According to a story from Steve Brown, Greystar envisions a 424-unit luxury apartment building on the site they purchased from Key Bank for $39.43 million, which is actually pretty close to the AMLI development just across the street from the now weed-covered lot that at one time had a very interesting collection of plastic bags and hubcaps adorning its chain-link fence.

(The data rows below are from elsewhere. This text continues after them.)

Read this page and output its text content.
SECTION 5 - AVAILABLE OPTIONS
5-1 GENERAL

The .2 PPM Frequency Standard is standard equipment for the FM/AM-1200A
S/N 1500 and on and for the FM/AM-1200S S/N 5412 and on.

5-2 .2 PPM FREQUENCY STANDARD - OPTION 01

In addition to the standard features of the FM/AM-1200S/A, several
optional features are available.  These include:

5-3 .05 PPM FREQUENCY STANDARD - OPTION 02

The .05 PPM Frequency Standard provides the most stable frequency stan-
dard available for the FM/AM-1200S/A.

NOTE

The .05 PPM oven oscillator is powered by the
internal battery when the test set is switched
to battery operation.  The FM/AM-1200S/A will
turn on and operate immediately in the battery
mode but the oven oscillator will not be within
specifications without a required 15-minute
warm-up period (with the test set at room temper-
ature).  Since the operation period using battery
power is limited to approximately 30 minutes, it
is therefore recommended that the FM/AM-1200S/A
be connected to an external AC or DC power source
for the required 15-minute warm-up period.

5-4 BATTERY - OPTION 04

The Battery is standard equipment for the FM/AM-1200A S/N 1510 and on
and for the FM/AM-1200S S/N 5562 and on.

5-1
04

I wonder if Greystar would be for the “New Dallas” urbanists fell in love with this summer? I’m betting they would, considering that the prices for these luxury units would be a lot higher if they had views of something other than a highway. Greystar expects to start construction next month on City Lights with the first units hitting the market in fourth quarter 2014.

Housing Starts

(Photo: Dallas Morning News)

I am very cautiously optimistic about our market, y’all. I want to be just ridiculously, pie-in-the-sky buoyant about North Texas resilience that has us leading multi-family construction as well as seeing gains in new home starts.

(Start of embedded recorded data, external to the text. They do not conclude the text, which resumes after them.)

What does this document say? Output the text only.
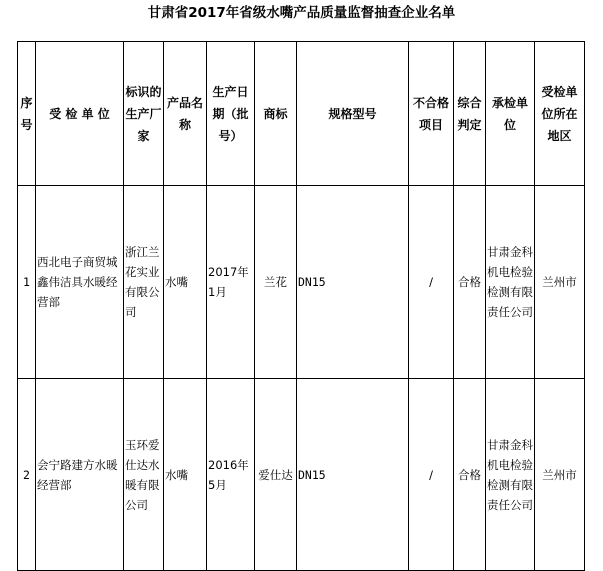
甘肃省2017年省级水嘴产品质量监督抽查企业名单
序号	受 检 单 位	标识的生产厂家	产品名称	生产日期（批号）	商标	规格型号	不合格项目	综合判定	承检单位	受检单位所在地区
1	西北电子商贸城鑫伟洁具水暖经营部	浙江兰花实业有限公司	水嘴	2017年1月	兰花	DN15	/	合格	甘肃金科机电检验检测有限责任公司	兰州市
2	会宁路建方水暖经营部	玉环爱仕达水暖有限公司	水嘴	2016年5月	爱仕达	DN15	/	合格	甘肃金科机电检验检测有限责任公司	兰州市
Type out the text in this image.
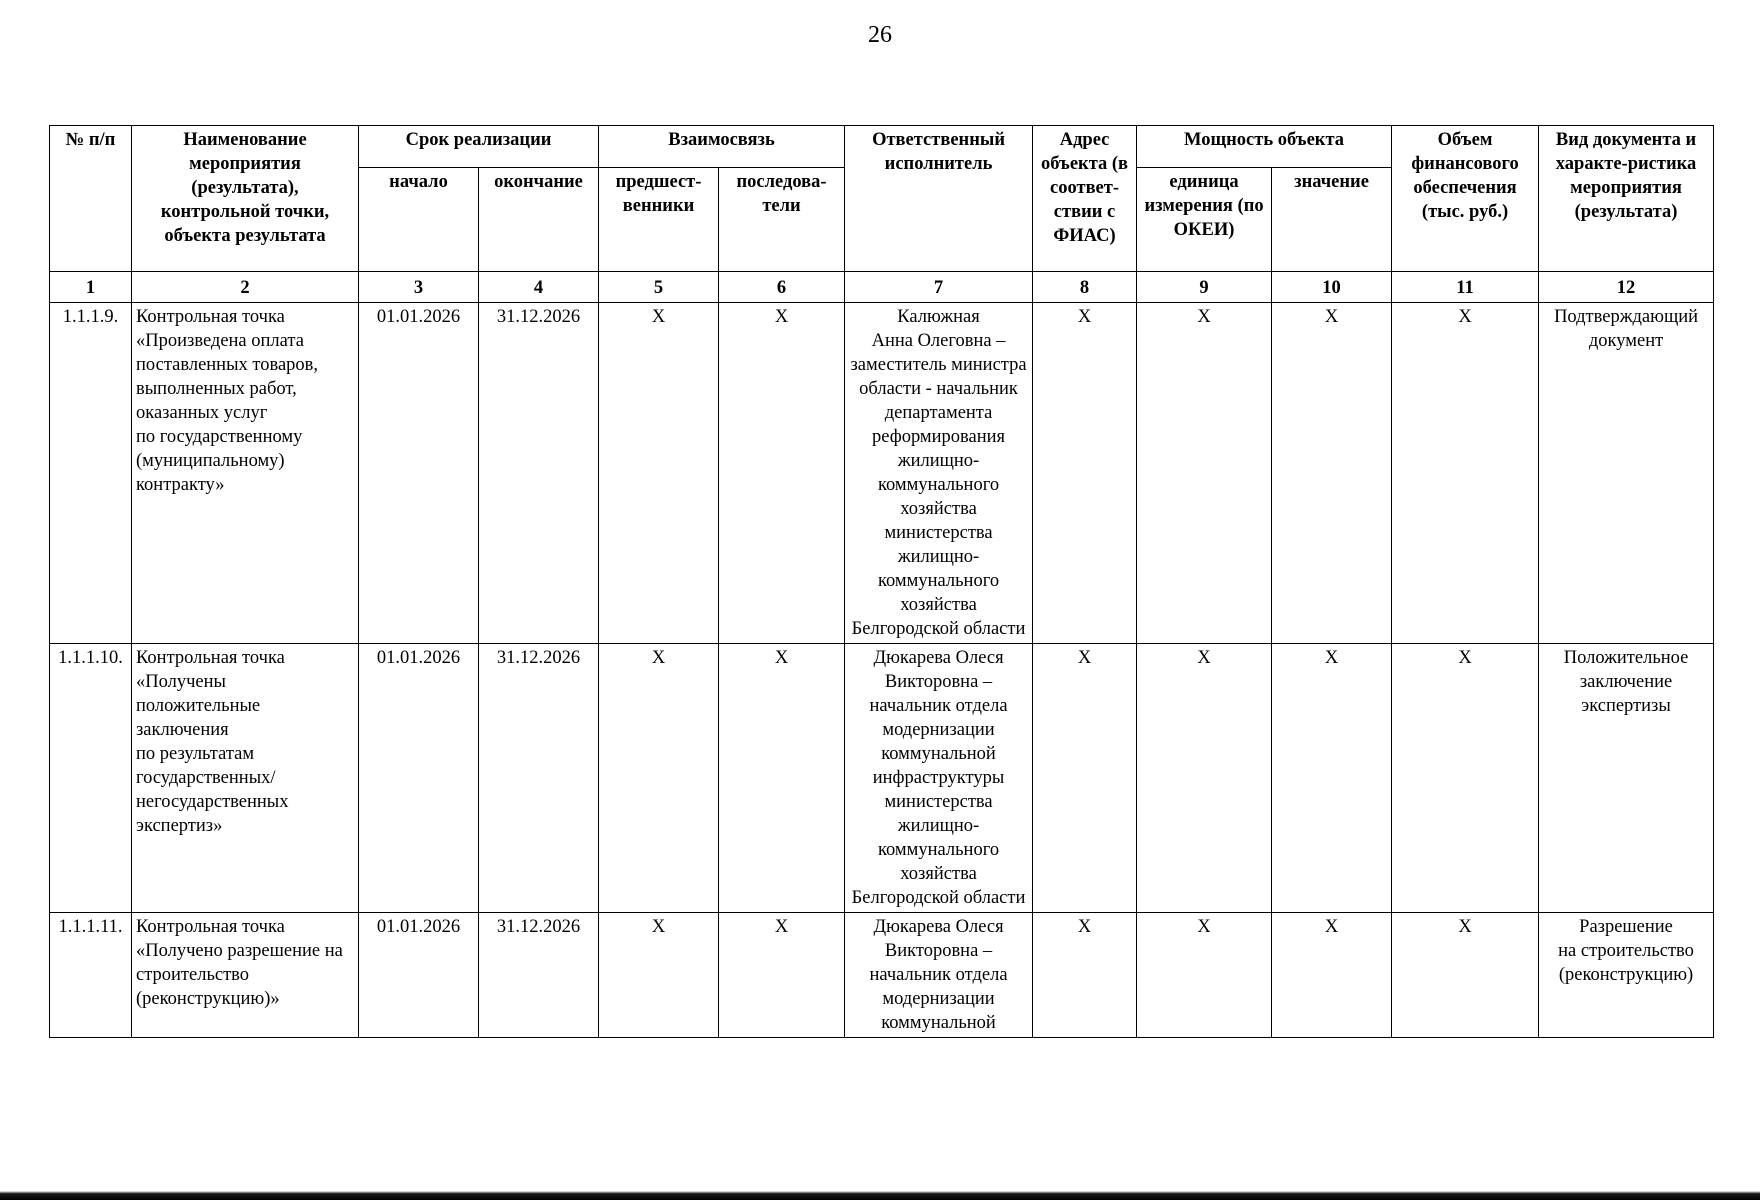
26
№ п/п	Наименование мероприятия (результата), контрольной точки, объекта результата	Срок реализации		Взаимосвязь		Ответственный исполнитель	Адрес объекта (в соответ-ствии с ФИАС)	Мощность объекта		Объем финансового обеспечения (тыс. руб.)	Вид документа и характе-ристика мероприятия (результата)
		начало	окончание	предшест-венники	последова-тели			единица измерения (по ОКЕИ)	значение		
1	2	3	4	5	6	7	8	9	10	11	12
1.1.1.9.	Контрольная точка
«Произведена оплата поставленных товаров, выполненных работ, оказанных услуг
по государственному (муниципальному) контракту»	01.01.2026	31.12.2026	X	X	Калюжная
Анна Олеговна –
заместитель министра области - начальник департамента реформирования жилищно-коммунального хозяйства министерства жилищно-коммунального хозяйства Белгородской области	X	X	X	X	Подтверждающий документ
1.1.1.10.	Контрольная точка
«Получены положительные заключения
по результатам государственных/ негосударственных экспертиз»	01.01.2026	31.12.2026	X	X	Дюкарева Олеся Викторовна –
начальник отдела модернизации коммунальной инфраструктуры министерства жилищно-коммунального хозяйства Белгородской области	X	X	X	X	Положительное заключение экспертизы
1.1.1.11.	Контрольная точка
«Получено разрешение на строительство (реконструкцию)»	01.01.2026	31.12.2026	X	X	Дюкарева Олеся Викторовна –
начальник отдела модернизации коммунальной	X	X	X	X	Разрешение
на строительство (реконструкцию)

According to Dallas Morning News reporter Steve Brown, North Texas is building multi-family developments faster than any other state in the nation, raising rents an average of 3 percent, as well as hitting an annual leasing record in June. From his July 3 story:

Analysts at Carrollton-based MPF Research credit the apartment sector’s recent gains to the area’s growing business environment.

“They clearly reflect the strength of the local economy,” MPF’s Jay Parsons said in a report released Tuesday. “Dallas-Fort Worth isn’t just adding a lot of jobs, it’s adding the types of jobs that draw the key demographic for the apartment market — educated young adults.”

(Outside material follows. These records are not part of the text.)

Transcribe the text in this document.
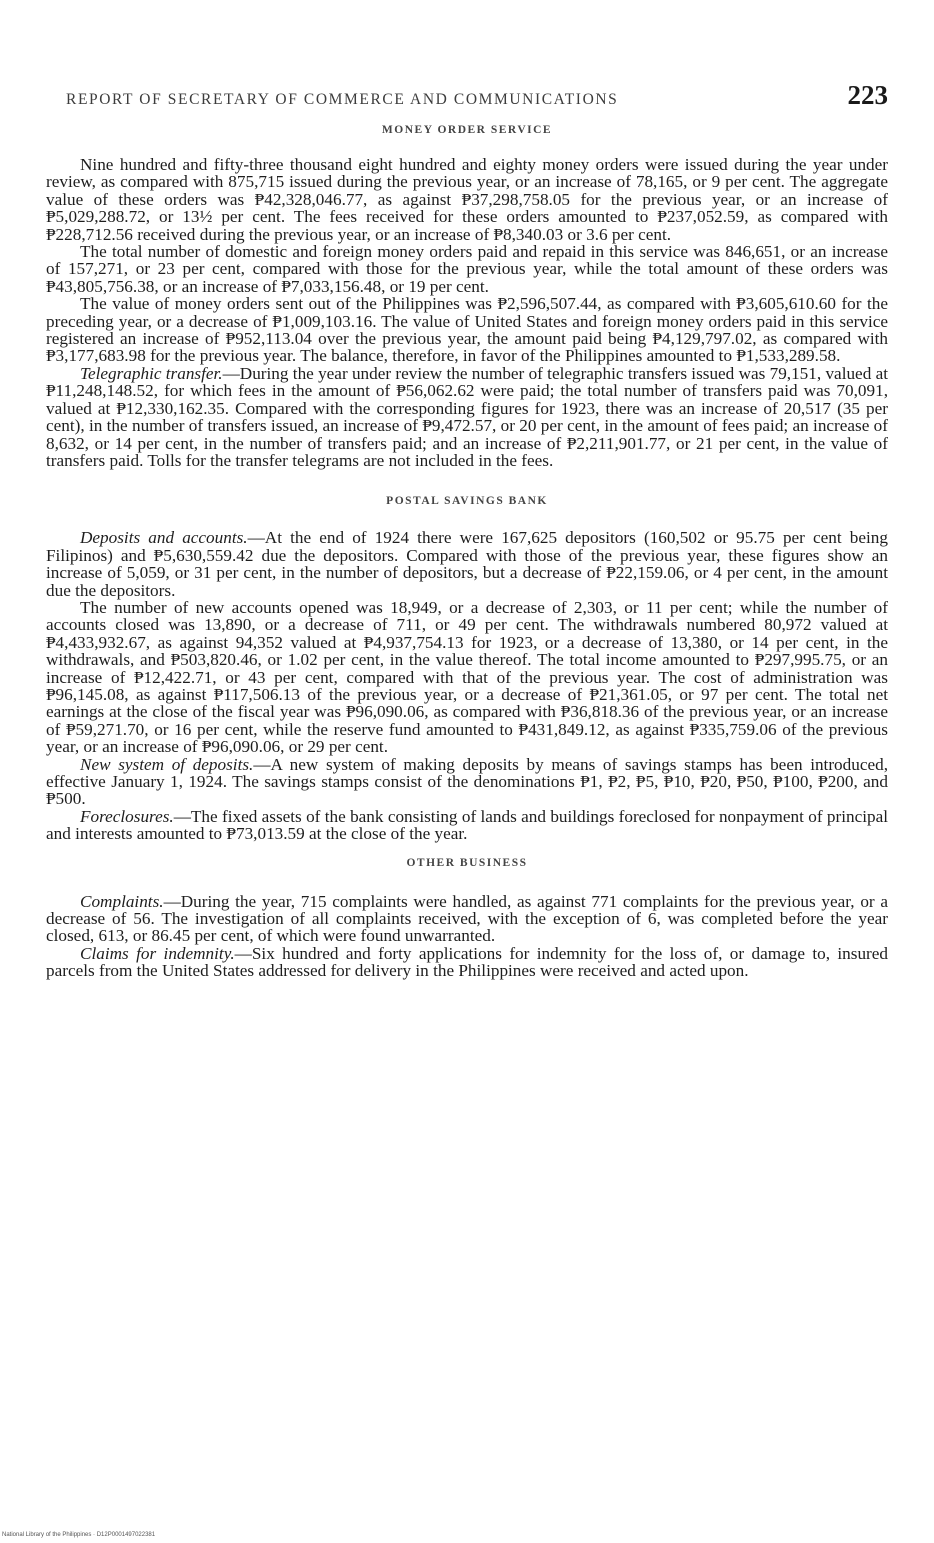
REPORT OF SECRETARY OF COMMERCE AND COMMUNICATIONS	223
MONEY ORDER SERVICE

Nine hundred and fifty-three thousand eight hundred and eighty money orders were issued during the year under review, as compared with 875,715 issued during the previous year, or an increase of 78,165, or 9 per cent. The aggregate value of these orders was ₱42,328,046.77, as against ₱37,298,758.05 for the previous year, or an increase of ₱5,029,288.72, or 13½ per cent. The fees received for these orders amounted to ₱237,052.59, as compared with ₱228,712.56 received during the previous year, or an increase of ₱8,340.03 or 3.6 per cent.

The total number of domestic and foreign money orders paid and repaid in this service was 846,651, or an increase of 157,271, or 23 per cent, compared with those for the previous year, while the total amount of these orders was ₱43,805,756.38, or an increase of ₱7,033,156.48, or 19 per cent.

The value of money orders sent out of the Philippines was ₱2,596,507.44, as compared with ₱3,605,610.60 for the preceding year, or a decrease of ₱1,009,103.16. The value of United States and foreign money orders paid in this service registered an increase of ₱952,113.04 over the previous year, the amount paid being ₱4,129,797.02, as compared with ₱3,177,683.98 for the previous year. The balance, therefore, in favor of the Philippines amounted to ₱1,533,289.58.

Telegraphic transfer.—During the year under review the number of telegraphic transfers issued was 79,151, valued at ₱11,248,148.52, for which fees in the amount of ₱56,062.62 were paid; the total number of transfers paid was 70,091, valued at ₱12,330,162.35. Compared with the corresponding figures for 1923, there was an increase of 20,517 (35 per cent), in the number of transfers issued, an increase of ₱9,472.57, or 20 per cent, in the amount of fees paid; an increase of 8,632, or 14 per cent, in the number of transfers paid; and an increase of ₱2,211,901.77, or 21 per cent, in the value of transfers paid. Tolls for the transfer telegrams are not included in the fees.

POSTAL SAVINGS BANK

Deposits and accounts.—At the end of 1924 there were 167,625 depositors (160,502 or 95.75 per cent being Filipinos) and ₱5,630,559.42 due the depositors. Compared with those of the previous year, these figures show an increase of 5,059, or 31 per cent, in the number of depositors, but a decrease of ₱22,159.06, or 4 per cent, in the amount due the depositors.

The number of new accounts opened was 18,949, or a decrease of 2,303, or 11 per cent; while the number of accounts closed was 13,890, or a decrease of 711, or 49 per cent. The withdrawals numbered 80,972 valued at ₱4,433,932.67, as against 94,352 valued at ₱4,937,754.13 for 1923, or a decrease of 13,380, or 14 per cent, in the withdrawals, and ₱503,820.46, or 1.02 per cent, in the value thereof. The total income amounted to ₱297,995.75, or an increase of ₱12,422.71, or 43 per cent, compared with that of the previous year. The cost of administration was ₱96,145.08, as against ₱117,506.13 of the previous year, or a decrease of ₱21,361.05, or 97 per cent. The total net earnings at the close of the fiscal year was ₱96,090.06, as compared with ₱36,818.36 of the previous year, or an increase of ₱59,271.70, or 16 per cent, while the reserve fund amounted to ₱431,849.12, as against ₱335,759.06 of the previous year, or an increase of ₱96,090.06, or 29 per cent.

New system of deposits.—A new system of making deposits by means of savings stamps has been introduced, effective January 1, 1924. The savings stamps consist of the denominations ₱1, ₱2, ₱5, ₱10, ₱20, ₱50, ₱100, ₱200, and ₱500.

Foreclosures.—The fixed assets of the bank consisting of lands and buildings foreclosed for nonpayment of principal and interests amounted to ₱73,013.59 at the close of the year.

OTHER BUSINESS

Complaints.—During the year, 715 complaints were handled, as against 771 complaints for the previous year, or a decrease of 56. The investigation of all complaints received, with the exception of 6, was completed before the year closed, 613, or 86.45 per cent, of which were found unwarranted.

Claims for indemnity.—Six hundred and forty applications for indemnity for the loss of, or damage to, insured parcels from the United States addressed for delivery in the Philippines were received and acted upon.

National Library of the Philippines · D12P0001497022381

Developers are certainly doing their part to meet the demand for new apartments.

At the end of June there were 24,697 apartments under construction in North Texas — just a hair below what was in the development pipeline at the last construction peak before the recession.

There’s the “R” word — recession, of course. So we’re building almost as many apartments as we did before the economy tanked. But what about new home starts? How do they compare to levels from North Texas’ real estate hey day? Steve breaks it down in his story today:

Metrostudy reports that D-FW homebuilders started almost 6,000 homes in the second quarter.

They sold 5,127 houses – a 25 percent increase from second quarter 2012. The quarterly D-FW new home sales were at the highest level since 2008.

“It is likely homebuilders will start 22,000 homes in 2013, which is at the high end of our forecast”, said [Metrostudy’s David] Brown.

But even with the big recent gains, home starts in 2013 will still be almost 60 percent below the peak of local building in 2006.

OK, that makes me feel a little better. We still have a ways to go as far as growing the market. Of course, if I wanted to temper my optimism with a healthy swig of facts with a chaser of statistics, there’s the Real Estate Center at Texas A&M University’s database to help out with that.

So, do you think we should remain only cautiously optimistic? Or is there a ceiling to our growth?